No US soldiers were killed or injured in the explosion, said the US military. But it was not clear if there were any casualties among the Iraqi National Guards manning the checkpoint.
The latest car bomb was followed by a mortar attack on the Green Zone. Two rounds landed in the compound and there was no word on casualties or damage.
Another mortar round hit the yard of Mansour Hotel north of the zone. The five-star hotel, which houses diplomats and western contractors, has been previously attacked by mortars and rockets.
The US military said seven marines were killed in two separate incidents in the restive Anbar Province on Saturday, bringing to nine the toll on that day alone.
A US statement did not clarify whether the deaths were connected to the fierce fighting in Fallujah and Ramadi, but warplanes heavily pounded east Fallujah on Monday.
US and Iraqi forces mounted a massive offensive to clear the city of insurgents last month and were still combing the urban areas despite an official declaration of accomplishment.
A Xinhua correspondent reported intensified air raids and gun battles in Fallujah's northern and southern districts late on Sunday, which equaled the start of the offensive.
Eight of 11 Saddam's top aides have briefly refused food in a detention center, said a US spokesman, denying earlier reports that the men including Saddam himself started a hunger strike on Friday.
"All high-value criminals are once again eating.
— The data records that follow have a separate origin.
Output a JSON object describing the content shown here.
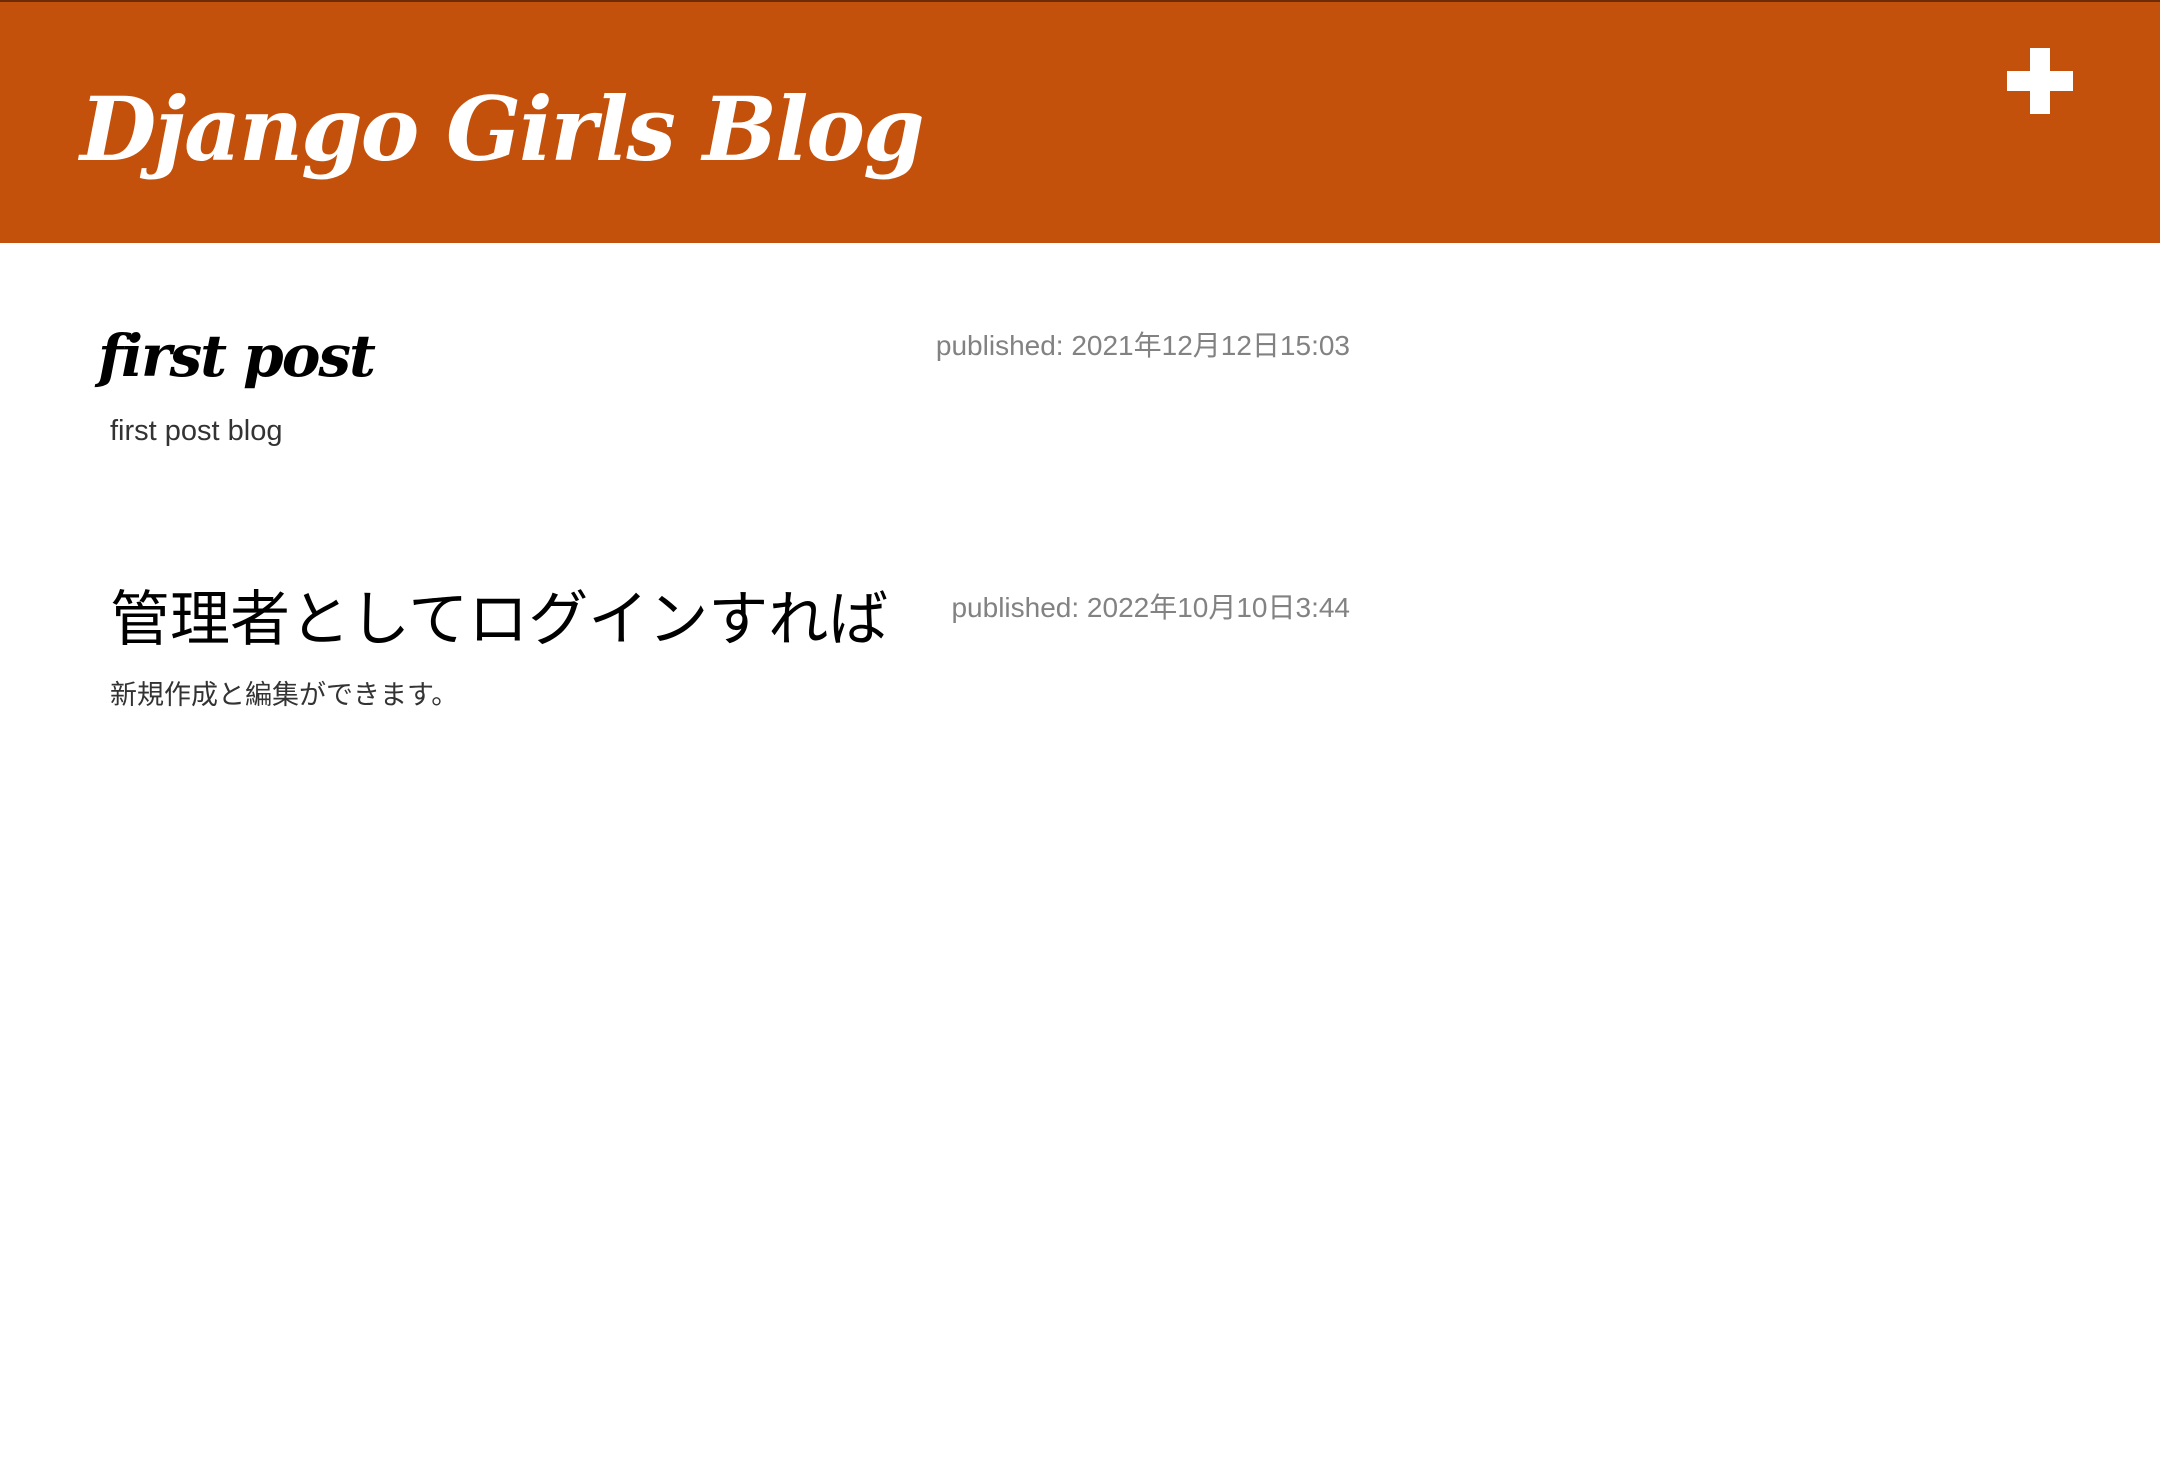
{
  "header": {
    "title": "Django Girls Blog",
    "new_post_icon": "plus-icon",
    "color": "#c4510b"
  },
  "posts": [
    {
      "date": "published: 2021年12月12日15:03",
      "title": "first post",
      "text": "first post blog"
    },
    {
      "date": "published: 2022年10月10日3:44",
      "title": "管理者としてログインすれば",
      "text": "新規作成と編集ができます。"
    }
  ]
}
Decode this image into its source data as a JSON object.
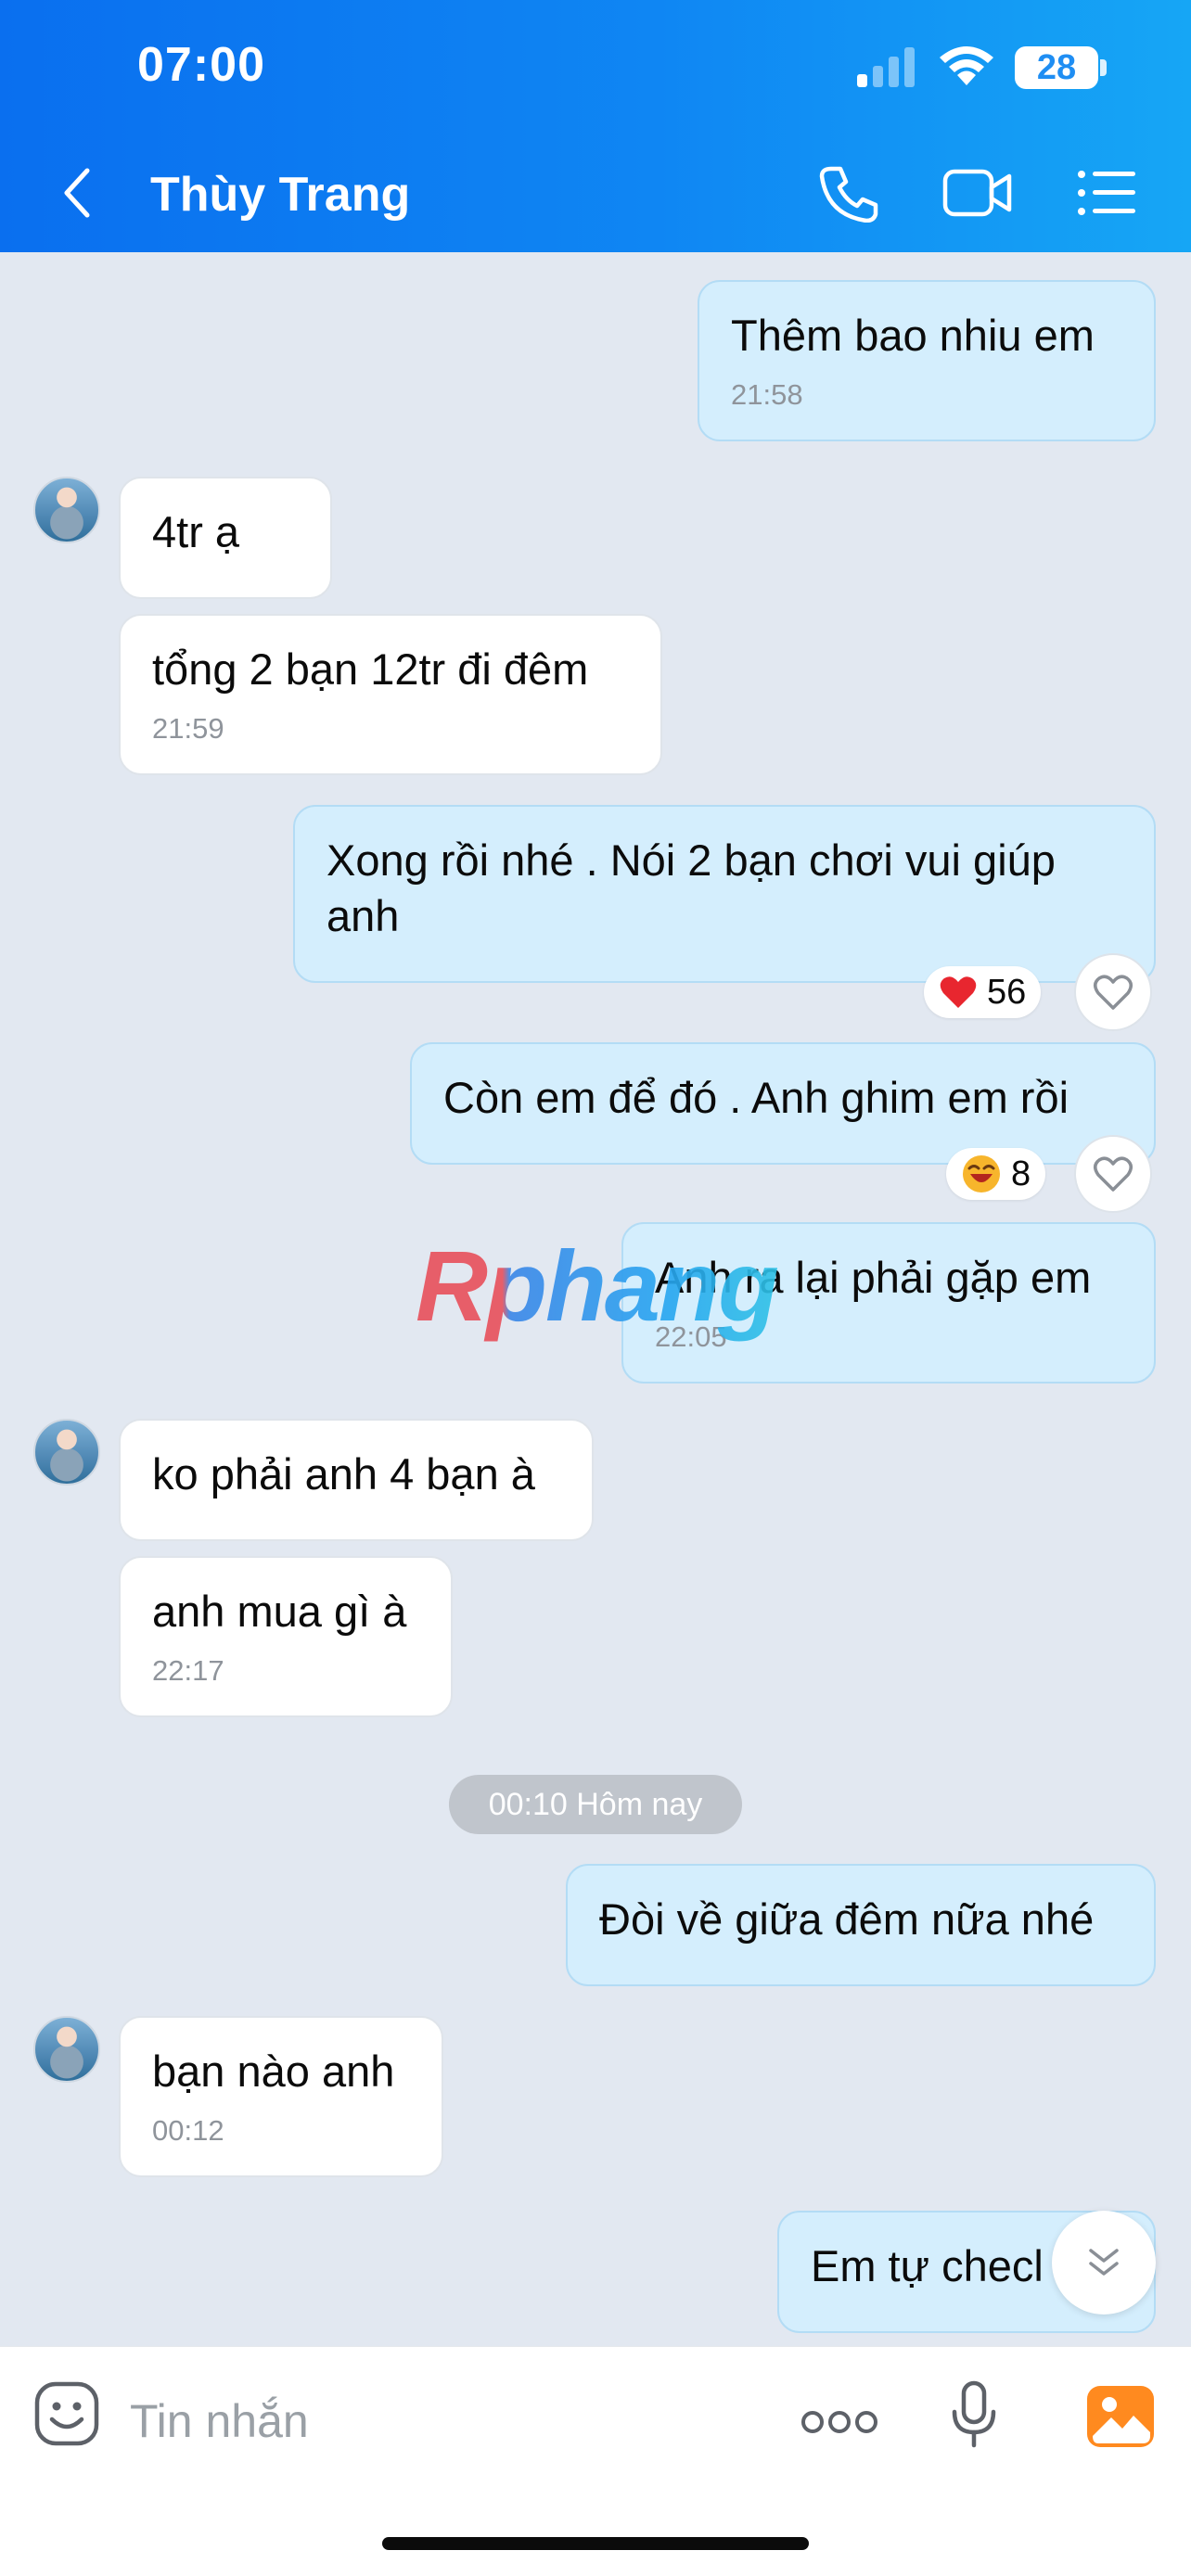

Those who didn't eat breakfast this morning requested a late breakfast," said Lieutenant Colonel Barry Johnson, a spokesman on detention operations in Iraq.
It was not clear if the coordinated move was timed to the anniversary of Saddam's capture, and reports quoted one of Saddam's lawyers as saying that the protest was against ill treatment in the cell.
The former Iraqi leader was found in an underground hole near his hometown of Tikrit on Dec. 13 last year, and has been watched by US captors although his legal custody was handed over to the Iraqi authority in June this year.